# Garantie: Falsche Auskunft vom Service ?



## Andreas Späth (18. März 2005)

Hallo es geht um folgendes

Ich (leider) ein Siemens Notebook ( Amilo D 7820 ) dessen Garantie ist im Februar abgelaufen.
Das Gerät war von Anfang Februar bis vor einer Woche in Reperatur ( es war 2 mal in Reperatur da diese beim ersten mal nicht richtig ausgeführt wurde ), das ganze lief auf Garantie.
Als ich im Januar den Auftrag zur Reperatur gegeben habe hab ich sämtliche Fehler auch das langsam dunklerwerdende Display angegeben, worauf mir gesagt wurde es gibt nur 6 Monate Garantie auf Displays.
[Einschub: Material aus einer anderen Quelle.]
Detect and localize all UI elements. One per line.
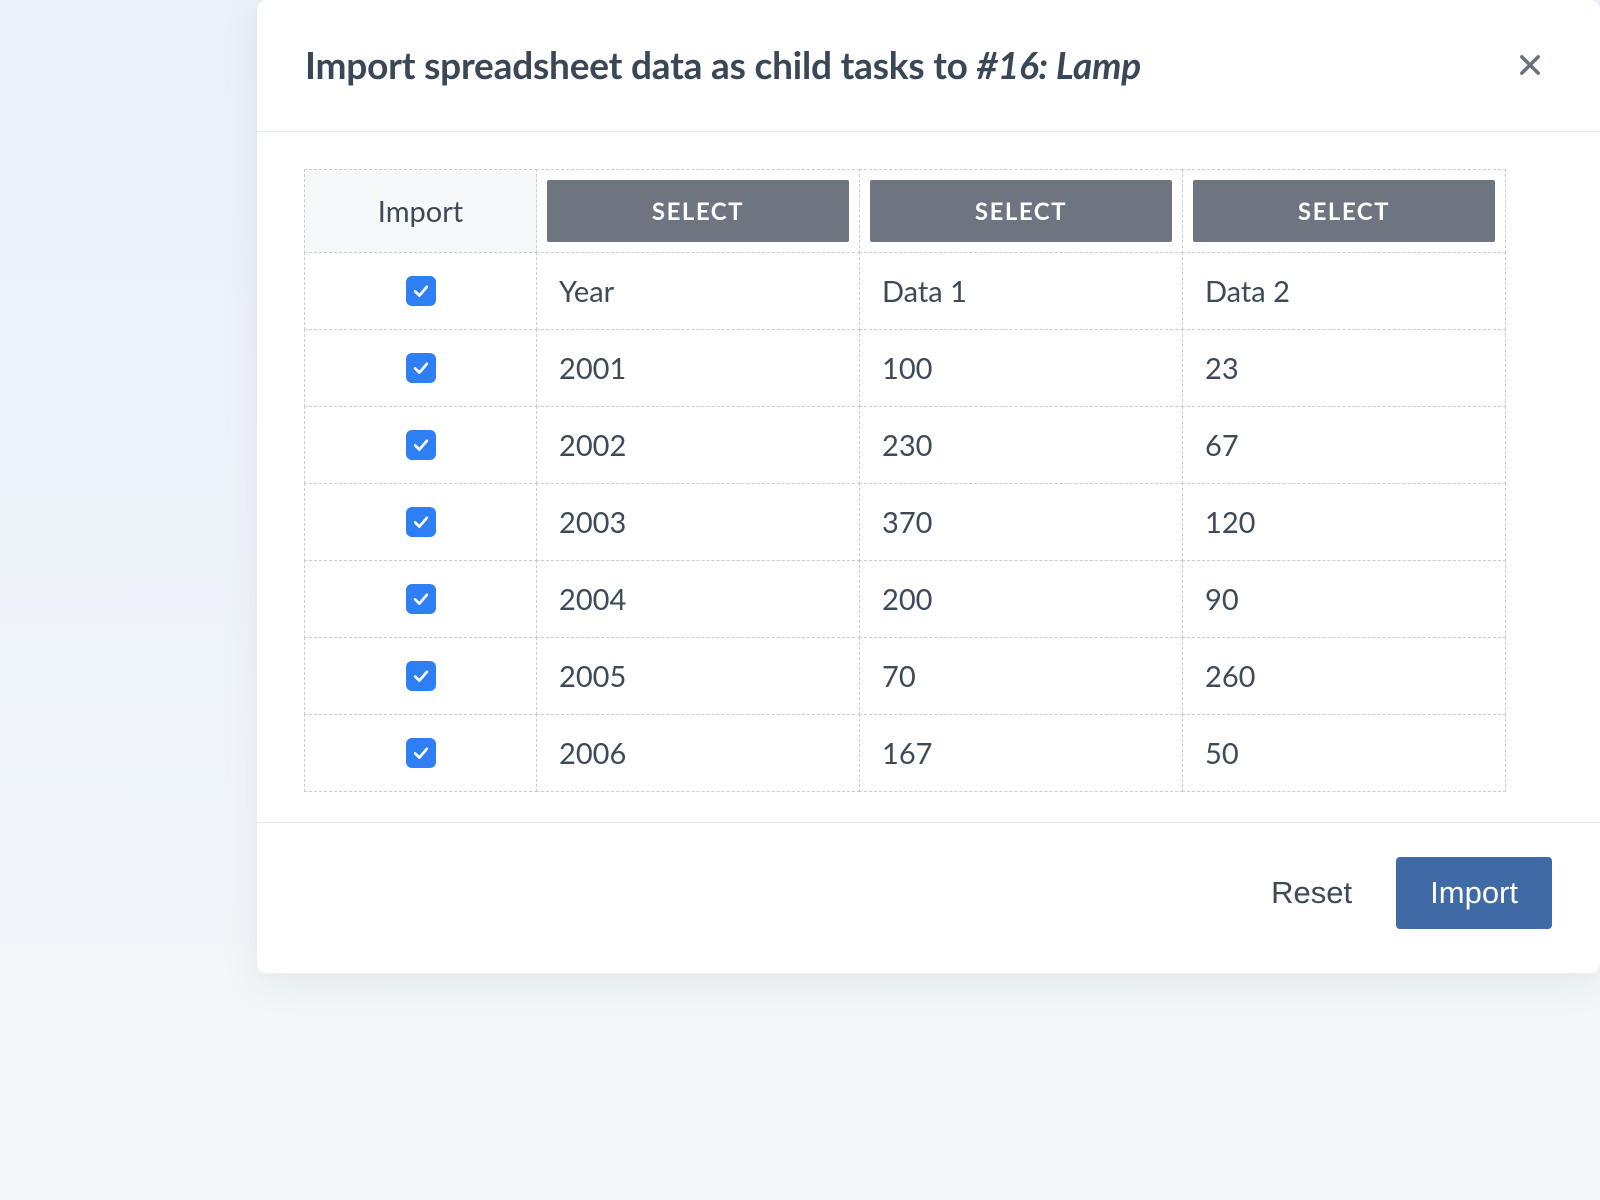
row-import-checkbox-cell xyxy=(304,329,537,407)
close-button[interactable] xyxy=(1508,43,1552,87)
check-icon xyxy=(411,743,431,763)
close-icon xyxy=(1516,51,1544,79)
table-cell: Data 2 xyxy=(1182,252,1506,330)
table-cell: 90 xyxy=(1182,560,1506,638)
table-cell: 2005 xyxy=(536,637,860,715)
row-import-checkbox[interactable] xyxy=(406,507,436,537)
table-cell: 2002 xyxy=(536,406,860,484)
select-column-button[interactable]: SELECT xyxy=(1193,180,1495,242)
page-background: Import spreadsheet data as child tasks t… xyxy=(0,0,1600,1200)
modal-body: ImportSELECTSELECTSELECTYearData 1Data 2… xyxy=(257,132,1600,822)
check-icon xyxy=(411,358,431,378)
select-column-button[interactable]: SELECT xyxy=(870,180,1172,242)
table-cell: 167 xyxy=(859,714,1183,792)
table-cell: 120 xyxy=(1182,483,1506,561)
row-import-checkbox-cell xyxy=(304,406,537,484)
select-column-header: SELECT xyxy=(859,169,1183,253)
check-icon xyxy=(411,666,431,686)
row-import-checkbox-cell xyxy=(304,637,537,715)
table-cell: 370 xyxy=(859,483,1183,561)
check-icon xyxy=(411,512,431,532)
table-cell: 200 xyxy=(859,560,1183,638)
table-cell: 100 xyxy=(859,329,1183,407)
table-cell: 2001 xyxy=(536,329,860,407)
import-grid: ImportSELECTSELECTSELECTYearData 1Data 2… xyxy=(305,170,1506,792)
check-icon xyxy=(411,281,431,301)
modal-title-task: #16: Lamp xyxy=(976,42,1140,87)
table-cell: Data 1 xyxy=(859,252,1183,330)
import-column-header: Import xyxy=(304,169,537,253)
reset-button[interactable]: Reset xyxy=(1265,865,1358,921)
modal-title-prefix: Import spreadsheet data as child tasks t… xyxy=(305,42,976,87)
check-icon xyxy=(411,589,431,609)
table-cell: 260 xyxy=(1182,637,1506,715)
select-column-header: SELECT xyxy=(536,169,860,253)
select-column-header: SELECT xyxy=(1182,169,1506,253)
row-import-checkbox-cell xyxy=(304,560,537,638)
table-cell: 67 xyxy=(1182,406,1506,484)
table-cell: 50 xyxy=(1182,714,1506,792)
row-import-checkbox[interactable] xyxy=(406,738,436,768)
row-import-checkbox[interactable] xyxy=(406,430,436,460)
table-cell: 2003 xyxy=(536,483,860,561)
table-cell: 2004 xyxy=(536,560,860,638)
row-import-checkbox-cell xyxy=(304,252,537,330)
import-modal: Import spreadsheet data as child tasks t… xyxy=(257,0,1600,973)
import-button[interactable]: Import xyxy=(1396,857,1552,929)
table-cell: 23 xyxy=(1182,329,1506,407)
row-import-checkbox[interactable] xyxy=(406,584,436,614)
row-import-checkbox-cell xyxy=(304,714,537,792)
table-cell: 230 xyxy=(859,406,1183,484)
select-column-button[interactable]: SELECT xyxy=(547,180,849,242)
table-cell: Year xyxy=(536,252,860,330)
modal-header: Import spreadsheet data as child tasks t… xyxy=(257,0,1600,131)
modal-footer: Reset Import xyxy=(257,823,1600,973)
check-icon xyxy=(411,435,431,455)
table-cell: 70 xyxy=(859,637,1183,715)
row-import-checkbox[interactable] xyxy=(406,353,436,383)
table-cell: 2006 xyxy=(536,714,860,792)
row-import-checkbox-cell xyxy=(304,483,537,561)
row-import-checkbox[interactable] xyxy=(406,276,436,306)
modal-title: Import spreadsheet data as child tasks t… xyxy=(305,42,1141,87)
row-import-checkbox[interactable] xyxy=(406,661,436,691)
Also wurde nur das defekte Motherboard und CD Laufwerk von ihnen getauscht.
Heute erfahre ich von Siemens dass es sehr wohl auch auf das Display diese 2 Jahre Garantie vom Händler gibt, die 6 Monate würden nur den Akku betreffen.
Die Garantie ist aber wärend das Gerät in Reperatur war abgelaufen, jetzt meine Frage.
Fällt das aufgrund der falschen Auskunft mehrere Siemens Mitarbeiter immernoch unter die Garantieleistung, bzw als Reklamation der Reperatur ?

So wie sich die Firma bisher verhalten habe sehe ich nämlich jetzt schon wie sie sich querstellen werden...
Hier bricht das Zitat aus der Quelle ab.